Lawyers, lobbyists wage search engine wars

Commentator Robert Reich

KAI RYSSDAL: This is one of those people-familiar-with-the-situation stories. Seems Microsoft might be thinking about buying a stake in Yahoo. We saw that in the Wall Street Journal this morning. Whether or not it actually happens, it's a pretty good example of how small the world of big high-tech companies is.

They don't always play nice, though. Microsoft is trying to get ahead in the search engine business by leaving Google out of its new browser. Commentator Robert Reich says Google is fighting back, but not necessarily fighting fair.


ROBERT REICH: Google is playing politics. MSN handles about 10% of Internet searches in the US compared to Google's 50 percent. As long as users prefer Google, they'll type it into their browser or make Google their homepage regardless of what Microsoft does. Google is big enough to protect itself just by telling consumers how they can get to it. I mean, we're not talking about a little start-up company here. Google's first-quarter revenues were $2.25 billion. It's part of the Standard & Poor's 500 stock index.

That Google is complaining about Microsoft's browser to antitrust officials in Washington and Europe shows how important politics has become to the competitive strategies of big high-tech firms. They're paying armies of Washington lawyers and lobbyists to try to outmaneuver each other on the playing fields of regulation and litigation.

Google increased its spending on outside lawyers and lobbyists by more than a half-million dollars last year, and is investing like mad in political advisers, consultants and government-affairs professionals on K Street and in Brussels. Microsoft is well-represented in these hot spots, too, as is Yahoo. But Microsoft has already been bruised by American antitrust and is now in trouble with European antitrust authorities. So Google probably figures a little saber-rattling in Washington and Brussels is a cheap way to reduce Microsoft's natural aggressiveness.
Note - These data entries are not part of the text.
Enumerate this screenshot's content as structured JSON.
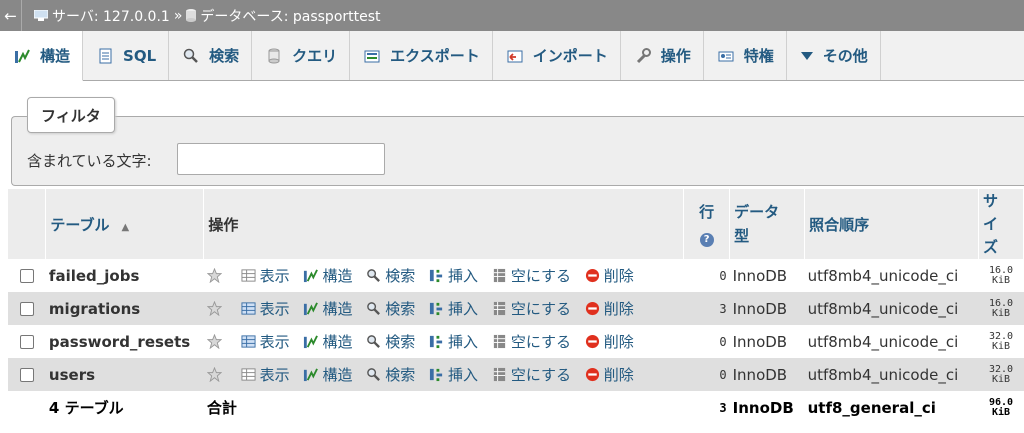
{
  "breadcrumb": {
    "back": "←",
    "server": "サーバ: 127.0.0.1",
    "separator": "»",
    "database": "データベース: passporttest"
  },
  "tabs": [
    {
      "label": "構造",
      "icon": "structure-icon",
      "active": true
    },
    {
      "label": "SQL",
      "icon": "sql-icon"
    },
    {
      "label": "検索",
      "icon": "search-icon"
    },
    {
      "label": "クエリ",
      "icon": "query-icon"
    },
    {
      "label": "エクスポート",
      "icon": "export-icon"
    },
    {
      "label": "インポート",
      "icon": "import-icon"
    },
    {
      "label": "操作",
      "icon": "wrench-icon"
    },
    {
      "label": "特権",
      "icon": "privileges-icon"
    },
    {
      "label": "その他",
      "icon": "dropdown-icon"
    }
  ],
  "filter": {
    "legend": "フィルタ",
    "label": "含まれている文字:",
    "value": ""
  },
  "table_headers": {
    "table": "テーブル",
    "sort": "▲",
    "actions": "操作",
    "rows": "行",
    "help": "?",
    "type": "データ型",
    "collation": "照合順序",
    "size": "サイズ"
  },
  "actions": {
    "browse": "表示",
    "structure": "構造",
    "search": "検索",
    "insert": "挿入",
    "empty": "空にする",
    "drop": "削除"
  },
  "rows": [
    {
      "name": "failed_jobs",
      "rows": "0",
      "engine": "InnoDB",
      "collation": "utf8mb4_unicode_ci",
      "size_num": "16.0",
      "size_unit": "KiB"
    },
    {
      "name": "migrations",
      "rows": "3",
      "engine": "InnoDB",
      "collation": "utf8mb4_unicode_ci",
      "size_num": "16.0",
      "size_unit": "KiB"
    },
    {
      "name": "password_resets",
      "rows": "0",
      "engine": "InnoDB",
      "collation": "utf8mb4_unicode_ci",
      "size_num": "32.0",
      "size_unit": "KiB"
    },
    {
      "name": "users",
      "rows": "0",
      "engine": "InnoDB",
      "collation": "utf8mb4_unicode_ci",
      "size_num": "32.0",
      "size_unit": "KiB"
    }
  ],
  "footer": {
    "count": "4 テーブル",
    "total": "合計",
    "rows": "3",
    "engine": "InnoDB",
    "collation": "utf8_general_ci",
    "size_num": "96.0",
    "size_unit": "KiB"
  },
  "colors": {
    "link": "#235a81",
    "topbar": "#888888",
    "drop": "#e0301e"
  }
}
But Google better be careful when it raises the specter of antitrust. Its own strategy of adding all sorts of software features to its free Web-based service is just as likely to discourage new startup software companies as Microsoft's practice of bundling software features into its Windows operating system. Regardless of how many lobbyists and lawyers it hires, as Google becomes the dominant operating system of the Internet it could find itself in the same antitrust hot water as Microsoft — whose Windows is the dominant operating system of personal computing.

RYSSDAL: Robert Reich was secretary of labor for President Clinton. He's now professor of public policy at the University of California Berkeley.